Woman with hearing loss concerned about Alzheimer's disease and dementia.

An underlying fear of Alzheimer’s disease runs rampant among seniors who deal with the symptoms of memory loss and diminished mental function. However, recent research indicates at least some of that worry might be unfounded and that these problems might be the consequences of a far more treatable condition.

According to a report that appeared in a Canadian medical journal, the symptoms that actually might be the results of neglected hearing loss are sometimes mistaken as the consequence of Alzheimer’s.

In the Canadian study, researchers looked for connections to brain conditions by carefully evaluating participants functional abilities related to thought and memory. 56 percent of those assessed for cognitive impairment had minor to extreme hearing loss. Unexpectedly, a hearing aid was worn by only 20 percent of those.

A clinical neuropsychologist who was one of the study’s authors said the findings back up anecdotal evidence they’ve observed when seeing patients who are concerned that they might have Alzheimer’s. In many instances, it was a patient’s loved ones who recommended the appointment because they observed gaps in memory or shortened attention.

The Line Between Alzheimer’s And Loss of Hearing is Blurred

While hearing loss might not be the first thing an aging adult thinks of when dealing with potential cognitive decline, it’s easy to understand how one can confuse it with Alzheimer’s.

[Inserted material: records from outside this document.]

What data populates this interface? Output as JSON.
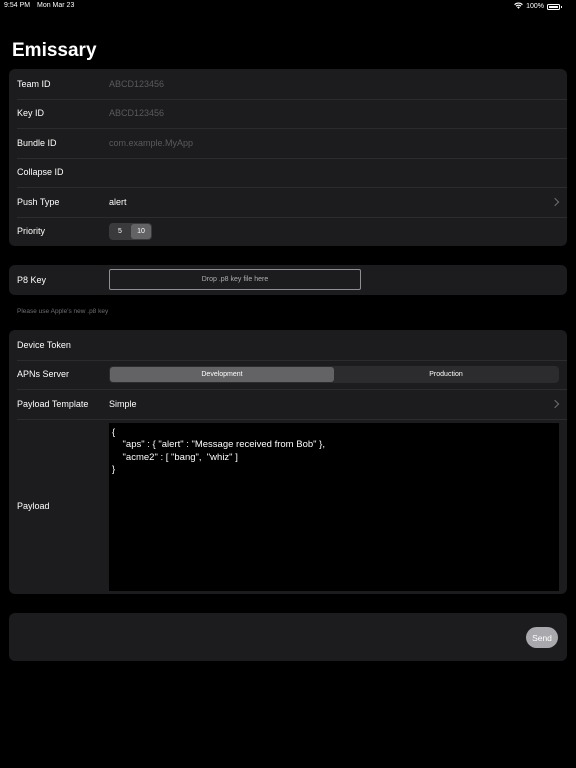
{
  "status_bar": {
    "time": "9:54 PM",
    "date": "Mon Mar 23",
    "battery": "100%",
    "icons": [
      "wifi-icon",
      "battery-icon"
    ]
  },
  "app": {
    "title": "Emissary"
  },
  "config_section": {
    "team_id": {
      "label": "Team ID",
      "value": "",
      "placeholder": "ABCD123456"
    },
    "key_id": {
      "label": "Key ID",
      "value": "",
      "placeholder": "ABCD123456"
    },
    "bundle_id": {
      "label": "Bundle ID",
      "value": "",
      "placeholder": "com.example.MyApp"
    },
    "collapse_id": {
      "label": "Collapse ID",
      "value": "",
      "placeholder": ""
    },
    "push_type": {
      "label": "Push Type",
      "value": "alert",
      "icon": "chevron-right-icon"
    },
    "priority": {
      "label": "Priority",
      "options": [
        "5",
        "10"
      ],
      "selected": "10"
    }
  },
  "key_section": {
    "p8_key": {
      "label": "P8 Key",
      "drop_text": "Drop .p8 key file here"
    },
    "footnote": "Please use Apple's new .p8 key"
  },
  "message_section": {
    "device_token": {
      "label": "Device Token",
      "value": ""
    },
    "apns_server": {
      "label": "APNs Server",
      "options": [
        "Development",
        "Production"
      ],
      "selected": "Development"
    },
    "payload_template": {
      "label": "Payload Template",
      "value": "Simple",
      "icon": "chevron-right-icon"
    },
    "payload": {
      "label": "Payload",
      "text": "{\n    \"aps\" : { \"alert\" : \"Message received from Bob\" },\n    \"acme2\" : [ \"bang\",  \"whiz\" ]\n}"
    }
  },
  "actions": {
    "send_label": "Send"
  },
  "colors": {
    "background": "#000000",
    "group_background": "#1c1c1e",
    "separator": "#2c2c2e",
    "placeholder": "#5a5a5e",
    "selected_segment": "#636366",
    "send_button": "#a8a8ad"
  }
}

Think of a scenario where your best friend asks you for a favor. As an example, let’s say they need a ride to the airport for an upcoming trip. What would happen if you couldn’t hear their question clearly? Would you ask them to repeat it? If you still aren’t certain what they said, is there any possible way you would recognize that you were supposed to drive them to the airport?

It’s that line of thinking that leads hearing specialists to believe some people could be diagnosing themselves inaccurately with Alzheimer’s. Instead, it could very well be an ongoing and progressive hearing problem. Put simply, you can’t remember something that you don’t hear in the first place.

There Are Ways Gradual Hearing Loss, Which is a Normal Condition, Can be Treated

Considering the link between aging and an increased probability of hearing loss, it’s not surprising that people of a certain age may be having these issues. The National Institute on Deafness and Other Communication Disorders (NIDCD) states that only 2 percent of adults aged 45 to 54 have debilitating loss of hearing. In the meantime, that number goes up dramatically for older age brackets, coming in at 8.5 percent for 55- to 64-year-olds; 25 percent for 65- to 74-year-olds; and 50 percent for those 75-years or older.

Though it’s true that gradual loss of hearing is a typical trait of growing older, people often just accept it because they believe it’s just a part of life. The truth is, the average time it takes for somebody to seek treatment for loss of hearing is about 10 years. Worse yet, less than 25 percent of people will end up purchasing hearing aids even when they really need them.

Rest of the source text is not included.